How replication policies work
In Cloudera Replication Manager, you create replication policies to establish the rules you want applied to your replication jobs. The policy rules you set can include which cluster is the source and which is the destination, what data is replicated, what day and time the replication job occurs, the frequency of job runs, and bandwidth restrictions.
The first time you run a job (an instance of a policy) with data that has not been previously replicated, Replication Manager creates a new folder or database and bootstraps the data. During a bootstrap operation, all data is replicated from the source cluster to the destination. As a result, the initial execution of a job can take a significant amount of time, depending on how much data is being replicated, network bandwidth, and so on. So you should plan the bootstrap operation accordingly.
After the bootstrap operation succeeds, an incremental replication is automatically performed for data replication. This job synchronizes, between the source and destination clusters, any events that occurred during the bootstrap process. After the data is synchronized, the replicated data is ready for use on the destination. Data is in a consistent state only after incremental replication has captured any new changes that occurred during bootstrap.
Subsequent replication jobs from the same source location to the same target on the destination are incremental data replication, so only the changed data is copied.
When a bootstrap operation is interrupted, such as due to a network failure or an unrecoverable error, the Replication Manager does not retry the job instead it runs the job at the next scheduled interval, if available. Therefore, if the bootstrap operation is interrupted, you must manually correct the issue and then run the policy.
When scheduling how often you want a replication job to run, you should consider the recovery point objective (RPO) of the data being replicated; that is, what is the acceptable lag time between the active site and the replicated data on the destination.
Replication policy considerations
You should take into consideration certain guidelines when creating or modifying a replication policy. It is important for you to understand the security restrictions and encryption policies within Replication Manager.

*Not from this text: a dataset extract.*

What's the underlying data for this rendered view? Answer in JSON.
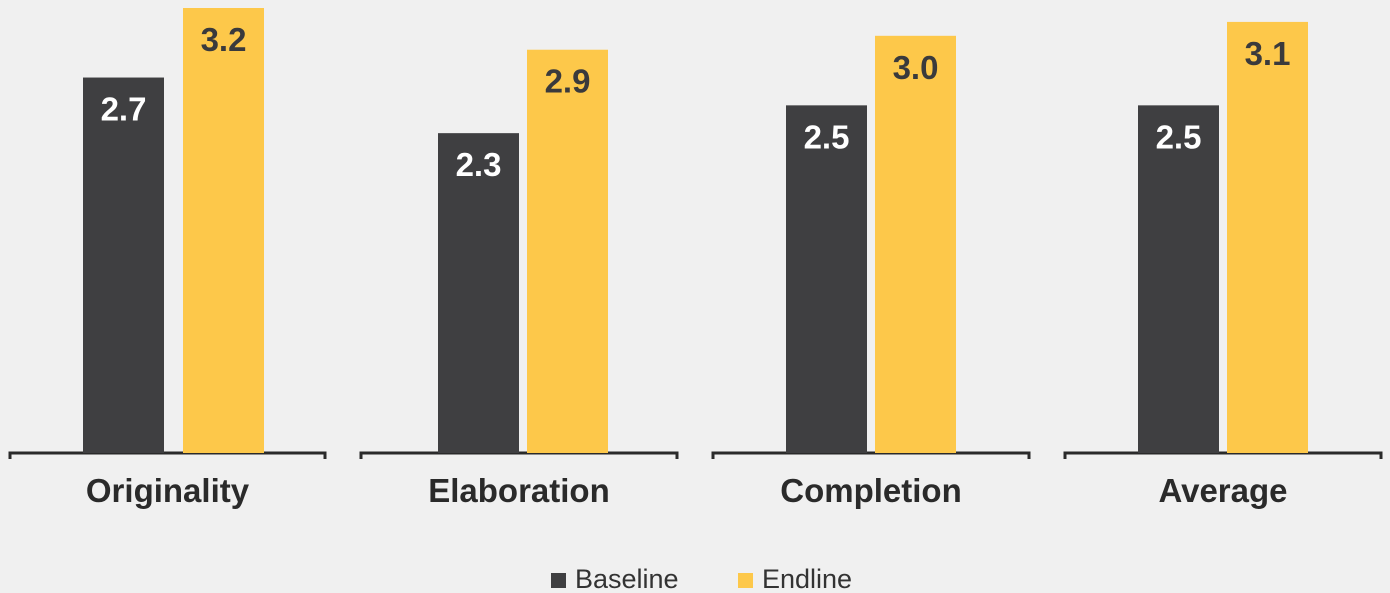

The guidelines you need to consider before you create or modify a replication policy includes:
- Data security
- To use an S3 or ABFS cluster for your policy, register your credentials on the Cloud Credentials page. A user with access to the Replication Manager user interface has the ability to browse, within the Replication Manager UI, the folder structure of any clusters enabled for Replication Manager.
- Policy properties and settings
- Consider the recovery point objective (RPO) of the data being replicated when you schedule a replication policy. The RPO is the acceptable lag time between the active site and the replicated data on the destination. Ensure that the frequency is set so that a job finishes before the next job starts.
- Cluster requirements
-
- Pair the clusters before you include them in a replication policy.
- With a single cluster, you can replicate data on-premises to cloud.
- With a single cluster, you cannot replicate data on-premises to on-premises.
- If the clusters are Replication Manager-enabled, it appears in the Source Cluster or Destination or Data Lake Cluster fields in the Create Policy wizard. You must ensure that the clusters you select are healthy before you start a policy instance (job).
- Hive restrictions
-
- When creating a schedule for a Hive replication policy, you should set the frequency so that changes are replicated often enough to avoid overly large copies.
- ACID tables, managed tables, storage handler-based tables such as Apache HBase, and column statistics are not replicated. ACID tables and managed tables are converted to external tables after replication.